To whit.What emerges is a picture of mostly poor nations—laggards during the past half-century of global growth—that jumped at the promise of Chinese-financed projects they hoped would help them catch up. And yet as some high-profile ones falter and the cost of their Chinese funding rises, would-be beneficiaries from Hambantota, Sri Lanka, to Piraeus, Greece, are questioning the long-term price. In Malaysia, one of the biggest recipients of Chinese investment in Southeast Asia, newly installed Prime Minister Mahathir Mohamad is pushing back. Expressing concerns about loan conditions and the use of Chinese labor that limit benefits to the local economy, he’s put billions of dollars of Chinese-funded rail and pipeline projects on hold.

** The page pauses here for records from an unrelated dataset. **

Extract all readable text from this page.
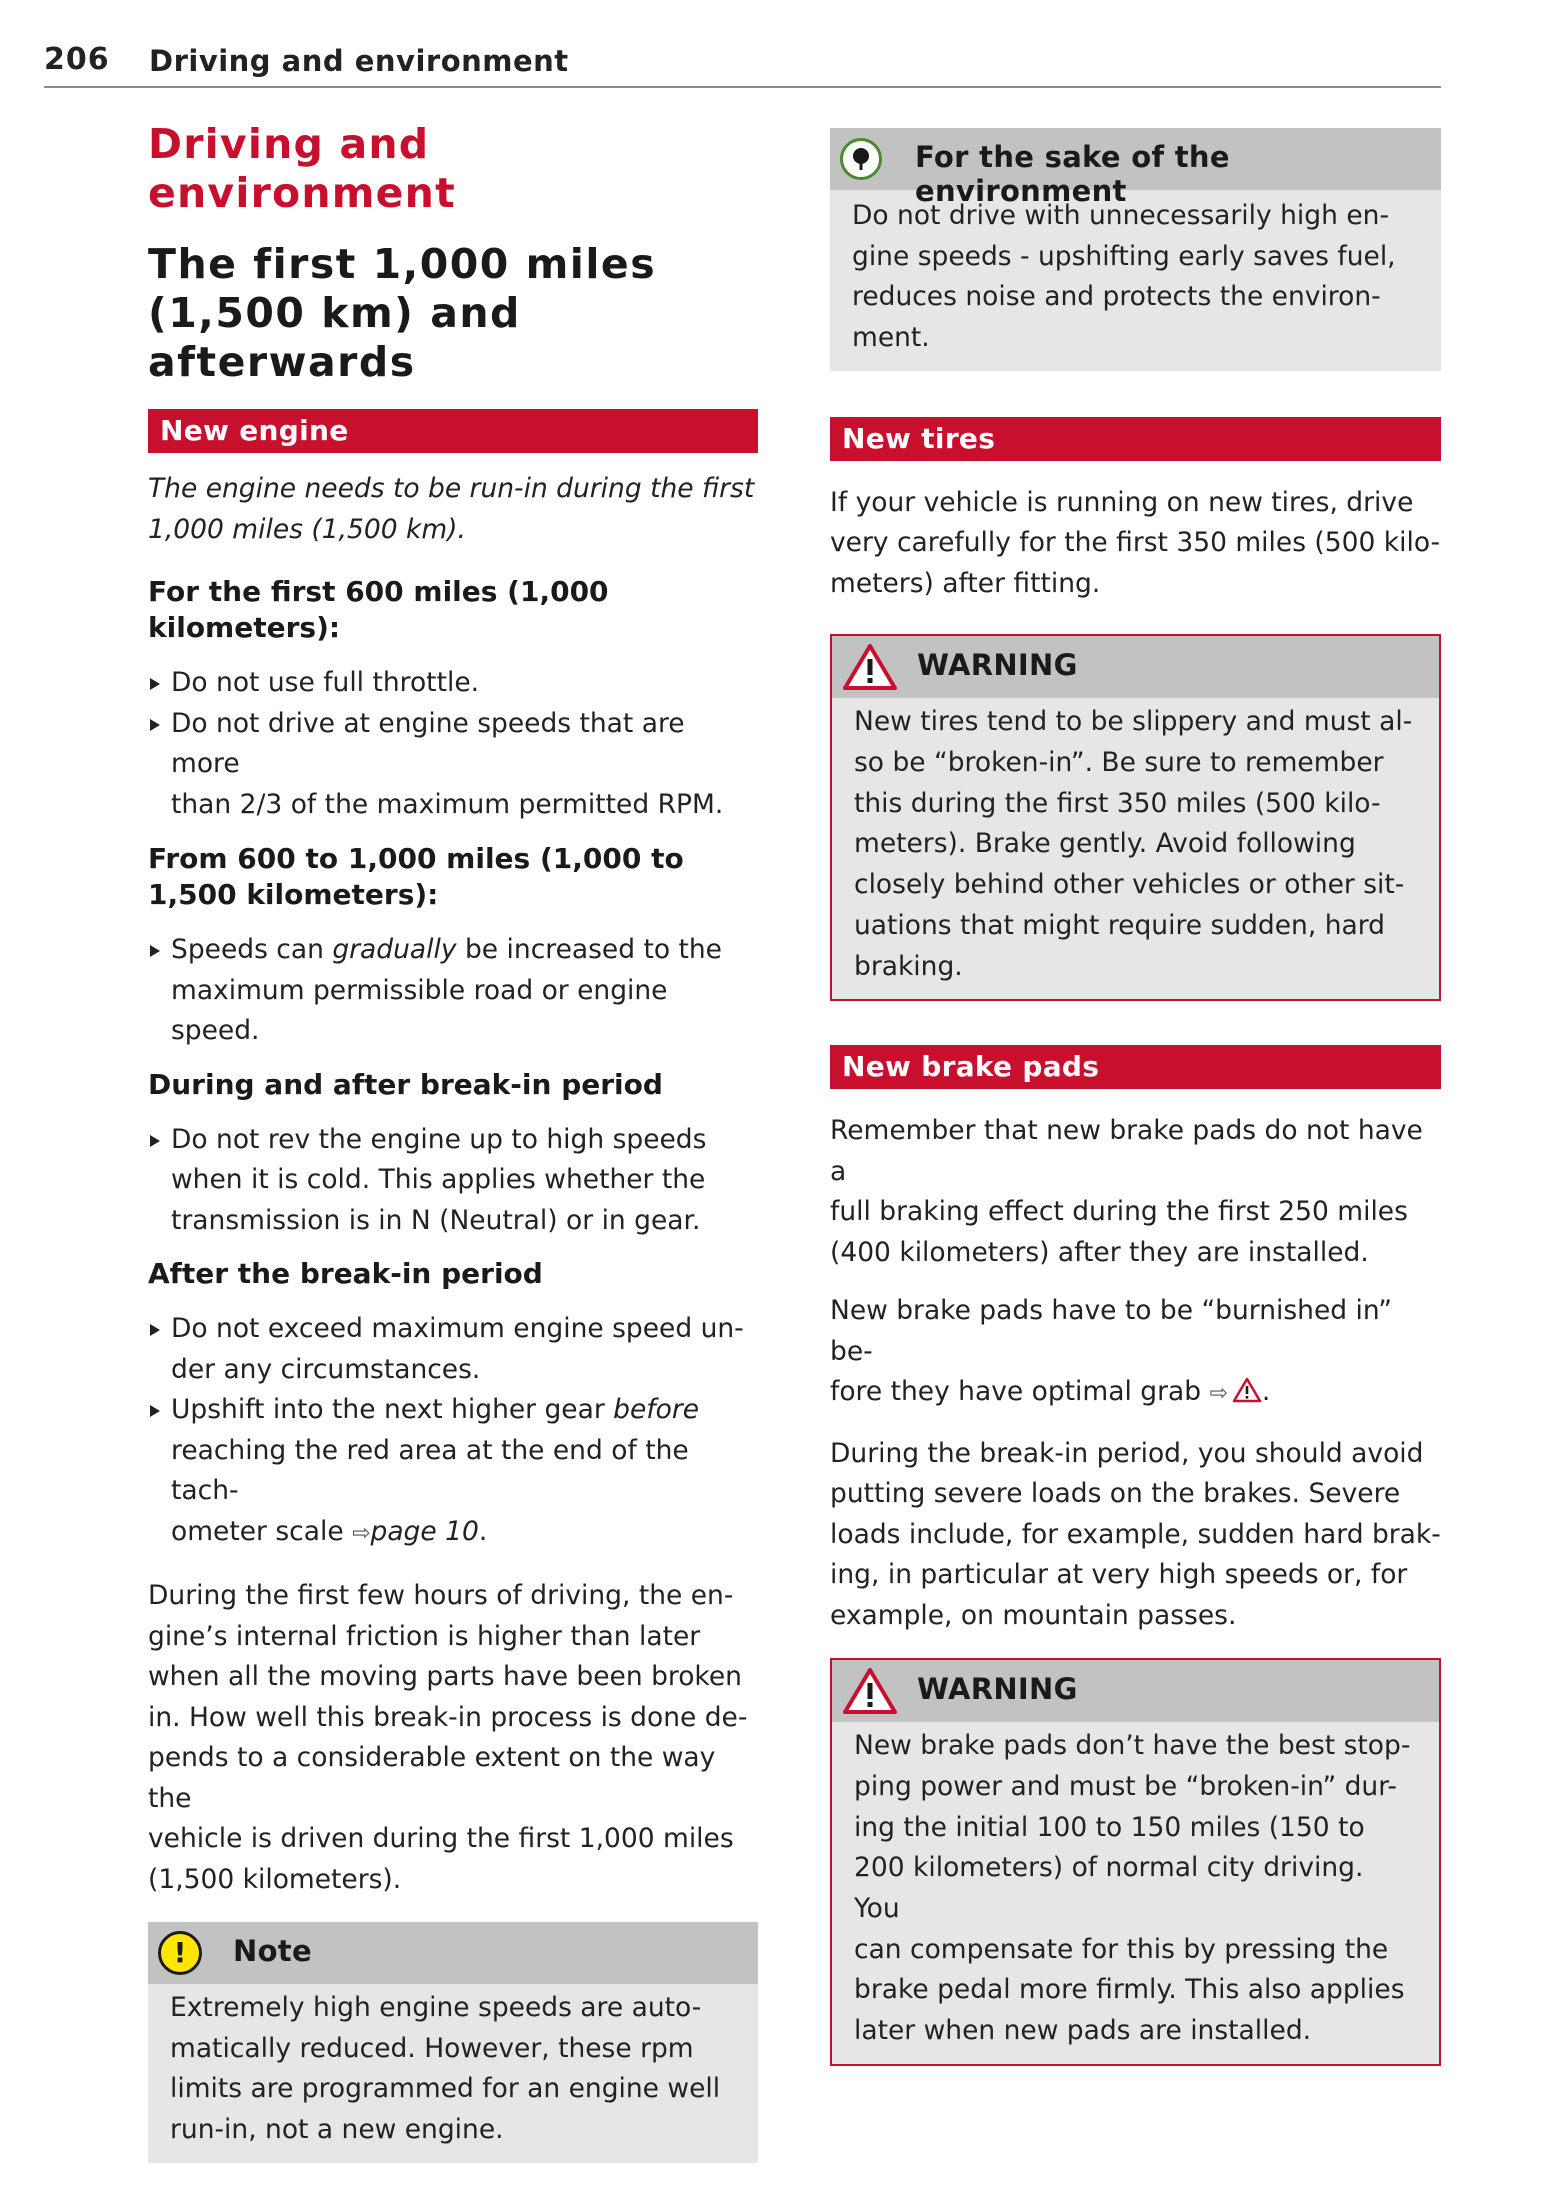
206 Driving and environment
Driving and
environment
The first 1,000 miles
(1,500 km) and
afterwards
New engine

The engine needs to be run-in during the first
1,000 miles (1,500 km).

For the first 600 miles (1,000
kilometers):

Do not use full throttle.
Do not drive at engine speeds that are more
than 2/3 of the maximum permitted RPM.

From 600 to 1,000 miles (1,000 to
1,500 kilometers):

Speeds can gradually be increased to the
maximum permissible road or engine speed.

During and after break-in period

Do not rev the engine up to high speeds
when it is cold. This applies whether the
transmission is in N (Neutral) or in gear.

After the break-in period

Do not exceed maximum engine speed un-
der any circumstances.
Upshift into the next higher gear before
reaching the red area at the end of the tach-
ometer scale ⇨page 10.

During the first few hours of driving, the en-
gine’s internal friction is higher than later
when all the moving parts have been broken
in. How well this break-in process is done de-
pends to a considerable extent on the way the
vehicle is driven during the first 1,000 miles
(1,500 kilometers).

!	Note

Extremely high engine speeds are auto-
matically reduced. However, these rpm
limits are programmed for an engine well
run-in, not a new engine.

For the sake of the environment

Do not drive with unnecessarily high en-
gine speeds - upshifting early saves fuel,
reduces noise and protects the environ-
ment.

New tires

If your vehicle is running on new tires, drive
very carefully for the first 350 miles (500 kilo-
meters) after fitting.

WARNING

New tires tend to be slippery and must al-
so be “broken-in”. Be sure to remember
this during the first 350 miles (500 kilo-
meters). Brake gently. Avoid following
closely behind other vehicles or other sit-
uations that might require sudden, hard
braking.

New brake pads

Remember that new brake pads do not have a
full braking effect during the first 250 miles
(400 kilometers) after they are installed.

New brake pads have to be “burnished in” be-
fore they have optimal grab ⇨ .

During the break-in period, you should avoid
putting severe loads on the brakes. Severe
loads include, for example, sudden hard brak-
ing, in particular at very high speeds or, for
example, on mountain passes.

WARNING

New brake pads don’t have the best stop-
ping power and must be “broken-in” dur-
ing the initial 100 to 150 miles (150 to
200 kilometers) of normal city driving. You
can compensate for this by pressing the
brake pedal more firmly. This also applies
later when new pads are installed.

Xi intends a century-long enterprise. China has already outspent the post-World War II U.S. Marshall Plan, measured in today’s dollars. Within a decade, according to Morgan Stanley estimates, China and its local partners will spend as much as $1.3 trillion on railways, roads, ports, and power grids. “Economic clout is diplomacy by other means,” says Nadège Rolland, Washington-based senior fellow for political and security affairs at the National Bureau of Asian Research. “It’s not for today. It’s for mid-21st century China.”
Latin America, venture No. 2.
The percentage of Latin America’s imports from the United States fell from 50 percent of the region’s total imports in 2000 to 33 percent in 2016, while China’s share rose from 3 percent to 18 percent in the same period, according to Inter-American Development Bank (IADB) figures. Latin Americans are increasingly buying more China-made laptops and cars that used to be imported from the United States.
If the United States were to regain the market share in Latin American imports that it had in 2000, it could be exporting around $788 billion a year to the region and would be creating about 1 million additional U.S. jobs, the IADB says.
But while Chinese President Xi Jinping visited Latin America a week after Trump’s inauguration in what was his third visit there in three years, Trump has shown very little interest in the region.
Trump has not only failed to visit Latin America, but has vowed to build a wall on the U.S. southern border and is threatening to withdraw from the North American Free Trade Agreement with Canada and Mexico.
Building a wall is a really good idea, right?